We found improvements were required in some areas of medicines management to ensure that recording was accurate and stock control was efficient. People received their medicines as required although there had been some occasions when staff could have contacted their GPs to seek advice.

There were policies and procedures to help guide staff in how to keep people safe from the risk of harm and abuse. Staff were knowledgeable about the different types of abuse and knew how to raise concerns. Although we found staff recorded when incidents occurred between people who used the service, the registered manager had not used the local authority safeguarding matrix tool which helped to gauge risk and the action required.

People had risk assessments in place which helped to guide staff in how to minimise the reoccurrence of incidents. However, we found two instances when risk assessments could have been improved. We found the environment was safe and clean; equipment used in the service was maintained.

We found staff were recruited safely and full employment checks were carried out before new staff started work. Staff received an induction and had access to training, supervision and support to help them to develop and feel confident when caring for people and carrying out their roles.

We found people’s health care needs were met. They had access to a range of health professionals and staff were clear about how they monitored people’s health in order to seek medical attention quickly. Comments from health professionals who visited the service were positive about the staff team.

People told us they liked the meals provided to them. The menus were varied and had choices and alternatives for each meal; we observed drinks and snacks were served between meals. People’s weight was monitored and referrals to dieticians made when required.

We observed the staff approach was caring and considerate. People’s privacy and dignity was maintained and care plans were written in a way that reminded staff about this. Staff supported people to make their own choices and decisions. We found that when people had been assessed as not having the capacity to do this, the registered provider worked within the law.

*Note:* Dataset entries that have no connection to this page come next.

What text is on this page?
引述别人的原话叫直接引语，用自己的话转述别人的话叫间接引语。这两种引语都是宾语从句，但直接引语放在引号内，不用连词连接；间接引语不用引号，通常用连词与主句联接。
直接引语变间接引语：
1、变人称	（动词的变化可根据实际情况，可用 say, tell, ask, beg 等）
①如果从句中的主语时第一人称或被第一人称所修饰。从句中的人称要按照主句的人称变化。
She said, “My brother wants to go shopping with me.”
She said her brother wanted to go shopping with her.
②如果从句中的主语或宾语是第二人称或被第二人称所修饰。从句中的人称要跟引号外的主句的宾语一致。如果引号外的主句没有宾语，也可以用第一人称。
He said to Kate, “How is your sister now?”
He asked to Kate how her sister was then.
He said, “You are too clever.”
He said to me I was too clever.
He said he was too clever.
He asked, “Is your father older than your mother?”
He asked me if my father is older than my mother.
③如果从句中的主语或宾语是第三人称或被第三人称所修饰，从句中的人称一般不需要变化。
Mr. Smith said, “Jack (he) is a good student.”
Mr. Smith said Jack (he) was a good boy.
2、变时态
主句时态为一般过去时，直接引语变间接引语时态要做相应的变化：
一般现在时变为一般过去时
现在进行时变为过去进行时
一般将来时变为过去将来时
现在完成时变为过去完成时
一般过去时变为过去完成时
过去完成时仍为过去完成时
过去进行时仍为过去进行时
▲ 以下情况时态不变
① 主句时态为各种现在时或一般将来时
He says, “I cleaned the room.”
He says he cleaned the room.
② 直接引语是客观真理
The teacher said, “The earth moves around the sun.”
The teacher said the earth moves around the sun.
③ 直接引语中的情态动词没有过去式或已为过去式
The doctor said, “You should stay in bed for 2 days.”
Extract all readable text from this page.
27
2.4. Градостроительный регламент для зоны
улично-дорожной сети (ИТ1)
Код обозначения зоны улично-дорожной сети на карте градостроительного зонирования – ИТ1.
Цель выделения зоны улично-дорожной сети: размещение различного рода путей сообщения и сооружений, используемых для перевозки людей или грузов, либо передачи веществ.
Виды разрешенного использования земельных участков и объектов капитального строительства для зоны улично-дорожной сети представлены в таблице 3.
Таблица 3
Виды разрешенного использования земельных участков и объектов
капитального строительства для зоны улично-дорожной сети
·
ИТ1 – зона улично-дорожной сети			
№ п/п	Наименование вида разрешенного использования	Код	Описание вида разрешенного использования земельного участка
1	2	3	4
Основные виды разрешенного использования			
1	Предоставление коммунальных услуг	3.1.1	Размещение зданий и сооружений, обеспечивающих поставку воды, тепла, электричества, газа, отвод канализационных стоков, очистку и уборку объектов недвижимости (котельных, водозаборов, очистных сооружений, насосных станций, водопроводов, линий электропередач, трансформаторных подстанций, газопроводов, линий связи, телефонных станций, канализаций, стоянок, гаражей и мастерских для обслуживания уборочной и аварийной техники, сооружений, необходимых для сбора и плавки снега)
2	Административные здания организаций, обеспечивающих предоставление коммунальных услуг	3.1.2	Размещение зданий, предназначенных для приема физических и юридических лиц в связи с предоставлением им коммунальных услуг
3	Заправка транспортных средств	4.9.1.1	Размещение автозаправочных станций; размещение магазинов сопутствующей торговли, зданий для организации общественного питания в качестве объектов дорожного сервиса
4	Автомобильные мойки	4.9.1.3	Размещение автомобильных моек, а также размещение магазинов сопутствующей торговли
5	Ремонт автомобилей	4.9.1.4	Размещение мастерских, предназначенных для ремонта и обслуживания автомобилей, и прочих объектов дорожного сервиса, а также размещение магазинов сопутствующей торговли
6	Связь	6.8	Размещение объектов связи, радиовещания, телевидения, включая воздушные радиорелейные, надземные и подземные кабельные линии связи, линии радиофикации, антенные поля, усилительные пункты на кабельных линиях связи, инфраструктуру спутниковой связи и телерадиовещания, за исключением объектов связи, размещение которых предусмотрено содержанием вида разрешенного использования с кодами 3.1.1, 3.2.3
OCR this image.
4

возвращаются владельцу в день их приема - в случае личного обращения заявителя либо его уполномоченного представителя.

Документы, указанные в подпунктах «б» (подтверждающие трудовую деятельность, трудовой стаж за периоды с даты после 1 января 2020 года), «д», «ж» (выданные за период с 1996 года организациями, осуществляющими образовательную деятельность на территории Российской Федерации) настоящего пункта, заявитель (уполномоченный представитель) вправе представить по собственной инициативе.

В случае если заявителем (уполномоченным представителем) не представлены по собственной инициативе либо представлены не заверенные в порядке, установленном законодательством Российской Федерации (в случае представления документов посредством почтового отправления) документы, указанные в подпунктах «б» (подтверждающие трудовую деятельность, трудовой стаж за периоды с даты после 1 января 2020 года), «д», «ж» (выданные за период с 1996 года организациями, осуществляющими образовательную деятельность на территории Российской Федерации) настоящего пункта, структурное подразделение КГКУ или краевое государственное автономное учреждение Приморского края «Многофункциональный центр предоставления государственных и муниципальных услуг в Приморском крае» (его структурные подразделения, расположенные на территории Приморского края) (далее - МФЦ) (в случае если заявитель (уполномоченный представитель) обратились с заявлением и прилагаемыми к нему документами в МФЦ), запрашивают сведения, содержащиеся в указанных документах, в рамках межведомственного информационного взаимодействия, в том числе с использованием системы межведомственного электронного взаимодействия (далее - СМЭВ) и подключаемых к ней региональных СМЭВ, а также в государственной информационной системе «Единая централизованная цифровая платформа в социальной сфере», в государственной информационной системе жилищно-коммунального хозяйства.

People had assessments of their needs and plans of care were produced; these showed us people and their relatives had been involved in the process. We observed people received care that was person-centred. They were able to bring in items from home to make their bedrooms feel homely.

We found people participated in meaningful activities in the service and had access to local community facilities during trips out, especially in the warmer weather.

People knew how to make complaints and told us they had no concerns about raising issues with the staff team.

We found the culture of the organisation was open and focussed on improving the quality of life for people who used the service and also on developing staff. There was a quality assurance programme which consisted of seeking people’s views and carrying out audits and observations of staff practice. This helped to identify shortfalls so actions could be taken to address them.